Commenter sur les réseaux sociaux
Plus une personne qui « publie » dispose de contacts sur un réseau social, moins elle a de temps à consacrer à ses commentateurs, particulièrement à ceux nuancés qui ne se contentent pas de signaler un engouement de « fans » qu'elle préfère entretenir et auquel elle se sent tenue de répondre ; par conséquent le nombre croissant des contacts réduit son usage de se confronter à la critique et de garder son sens critique : elle expédie plutôt les subtils qui l'importunent et auxquels elle n'a guère de minutes à accorder, dans le lot ; or, pour assumer une telle négligence sans culpabilité, elle a besoin de se figurer que la subtilité contradictoire est toujours une variété de gêne ou d'agression, et c'est logiquement qu'elle s'accoutume à la considérer uniquement comme un propos vexatoire et inconstructif – toute sa pratique ne consiste plus qu'à vérifier qui la conforte et à lui attribuer l'encouragement et la sympathie qui conviennent.
Par ce côté, j'ai tort de commenter leurs articles, car il est certain que les critiques que j'y expose seront toujours mal entendues et se solderont invariablement par une variété d'insulte à mon encontre, et c'est ce qui n'arriverait guère si je me contentais d'écrire à des gens de petit cercle. D'un autre côté, malgré la brutalité de retour que je suscite, il y a inévitablement, parmi le nombre considérable des contacts de mon hôte, quelque témoin embarrassé de l'outrage qui m'est rendu, qui manifeste cette injustice, et par lequel je puis plus probablement que chez un auteur de peu d'adeptes faire la connaissance de gens distinguables et que je pourrai admirer.

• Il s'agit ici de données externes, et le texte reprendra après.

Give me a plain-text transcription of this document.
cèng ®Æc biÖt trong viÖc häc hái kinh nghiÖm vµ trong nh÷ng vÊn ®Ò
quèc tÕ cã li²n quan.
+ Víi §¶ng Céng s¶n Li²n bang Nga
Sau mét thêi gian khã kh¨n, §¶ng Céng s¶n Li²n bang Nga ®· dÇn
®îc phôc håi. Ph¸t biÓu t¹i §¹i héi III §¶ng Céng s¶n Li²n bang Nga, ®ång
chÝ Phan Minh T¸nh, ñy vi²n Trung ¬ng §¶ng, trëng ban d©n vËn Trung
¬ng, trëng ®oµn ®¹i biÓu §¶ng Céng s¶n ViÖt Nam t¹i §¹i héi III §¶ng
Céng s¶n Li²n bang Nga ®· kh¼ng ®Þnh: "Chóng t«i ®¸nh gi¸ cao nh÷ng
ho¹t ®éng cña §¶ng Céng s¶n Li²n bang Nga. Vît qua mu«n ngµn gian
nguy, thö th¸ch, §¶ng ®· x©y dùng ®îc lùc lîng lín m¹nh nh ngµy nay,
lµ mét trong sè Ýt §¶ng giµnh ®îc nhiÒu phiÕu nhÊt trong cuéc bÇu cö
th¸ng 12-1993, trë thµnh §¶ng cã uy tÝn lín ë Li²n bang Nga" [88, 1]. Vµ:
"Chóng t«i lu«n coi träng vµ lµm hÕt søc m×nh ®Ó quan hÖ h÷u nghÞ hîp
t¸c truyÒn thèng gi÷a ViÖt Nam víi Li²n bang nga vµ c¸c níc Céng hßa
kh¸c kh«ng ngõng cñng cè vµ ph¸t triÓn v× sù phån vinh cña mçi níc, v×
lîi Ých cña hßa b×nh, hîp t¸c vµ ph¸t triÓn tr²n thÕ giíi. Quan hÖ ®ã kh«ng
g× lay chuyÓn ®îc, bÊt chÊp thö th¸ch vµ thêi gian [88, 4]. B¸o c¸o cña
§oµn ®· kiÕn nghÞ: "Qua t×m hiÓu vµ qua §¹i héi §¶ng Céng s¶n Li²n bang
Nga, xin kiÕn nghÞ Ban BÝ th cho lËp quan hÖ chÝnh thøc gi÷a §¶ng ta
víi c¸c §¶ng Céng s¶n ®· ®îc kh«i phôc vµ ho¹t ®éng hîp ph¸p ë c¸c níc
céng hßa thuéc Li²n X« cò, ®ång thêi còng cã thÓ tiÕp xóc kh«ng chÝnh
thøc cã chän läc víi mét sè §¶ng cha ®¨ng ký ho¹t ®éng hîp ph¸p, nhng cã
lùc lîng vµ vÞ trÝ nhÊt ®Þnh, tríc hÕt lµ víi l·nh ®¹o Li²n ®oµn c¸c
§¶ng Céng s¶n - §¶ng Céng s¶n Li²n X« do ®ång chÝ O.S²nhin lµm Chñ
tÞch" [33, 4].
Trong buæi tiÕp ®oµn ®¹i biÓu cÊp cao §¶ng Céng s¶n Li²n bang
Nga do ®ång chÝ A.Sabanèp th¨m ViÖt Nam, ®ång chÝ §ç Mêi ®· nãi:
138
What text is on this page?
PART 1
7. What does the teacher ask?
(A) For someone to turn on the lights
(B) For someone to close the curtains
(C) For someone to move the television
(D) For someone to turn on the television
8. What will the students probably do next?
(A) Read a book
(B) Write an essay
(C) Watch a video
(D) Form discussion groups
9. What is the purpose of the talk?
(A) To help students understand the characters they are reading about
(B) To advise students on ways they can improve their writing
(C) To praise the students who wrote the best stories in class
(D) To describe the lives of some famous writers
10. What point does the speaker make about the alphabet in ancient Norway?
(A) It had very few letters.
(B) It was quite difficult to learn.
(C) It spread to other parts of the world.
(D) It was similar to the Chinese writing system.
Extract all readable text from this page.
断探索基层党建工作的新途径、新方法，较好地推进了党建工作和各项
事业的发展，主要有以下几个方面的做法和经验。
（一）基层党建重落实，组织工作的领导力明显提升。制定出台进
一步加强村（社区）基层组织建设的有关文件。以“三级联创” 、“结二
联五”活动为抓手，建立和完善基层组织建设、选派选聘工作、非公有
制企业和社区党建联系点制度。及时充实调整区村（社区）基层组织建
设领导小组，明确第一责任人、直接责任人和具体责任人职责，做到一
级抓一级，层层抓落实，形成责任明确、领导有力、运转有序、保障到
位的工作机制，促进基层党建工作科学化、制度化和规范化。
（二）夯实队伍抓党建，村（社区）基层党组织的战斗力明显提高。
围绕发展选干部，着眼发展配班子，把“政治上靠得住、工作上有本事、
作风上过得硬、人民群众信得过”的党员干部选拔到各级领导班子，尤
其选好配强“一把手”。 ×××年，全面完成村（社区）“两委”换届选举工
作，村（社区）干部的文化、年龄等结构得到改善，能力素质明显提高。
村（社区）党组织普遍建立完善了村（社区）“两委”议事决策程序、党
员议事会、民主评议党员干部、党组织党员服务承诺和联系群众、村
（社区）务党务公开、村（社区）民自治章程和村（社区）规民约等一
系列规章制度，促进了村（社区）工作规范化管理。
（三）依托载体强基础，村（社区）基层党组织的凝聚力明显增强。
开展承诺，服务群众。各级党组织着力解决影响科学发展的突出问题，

C'est donc au choix : si j'aspire à converser en finesse, je dois élire un contributeur aux fréquentations rares ; si plutôt je désire faire une rencontre intéressante, il me faut risquer d'être injurié devant beaucoup de témoins. Dans les deux cas, mes intentions sont inchangées, car je ne lis toujours que les profils dont les articles me font réfléchir, et les commente infailliblement si j'y trouve un compliment à faire ou une objection à apporter, de sorte que c'est incidemment si mon interlocuteur est méconnu ou d'une certaine notoriété : moi, je reste équanime et égal.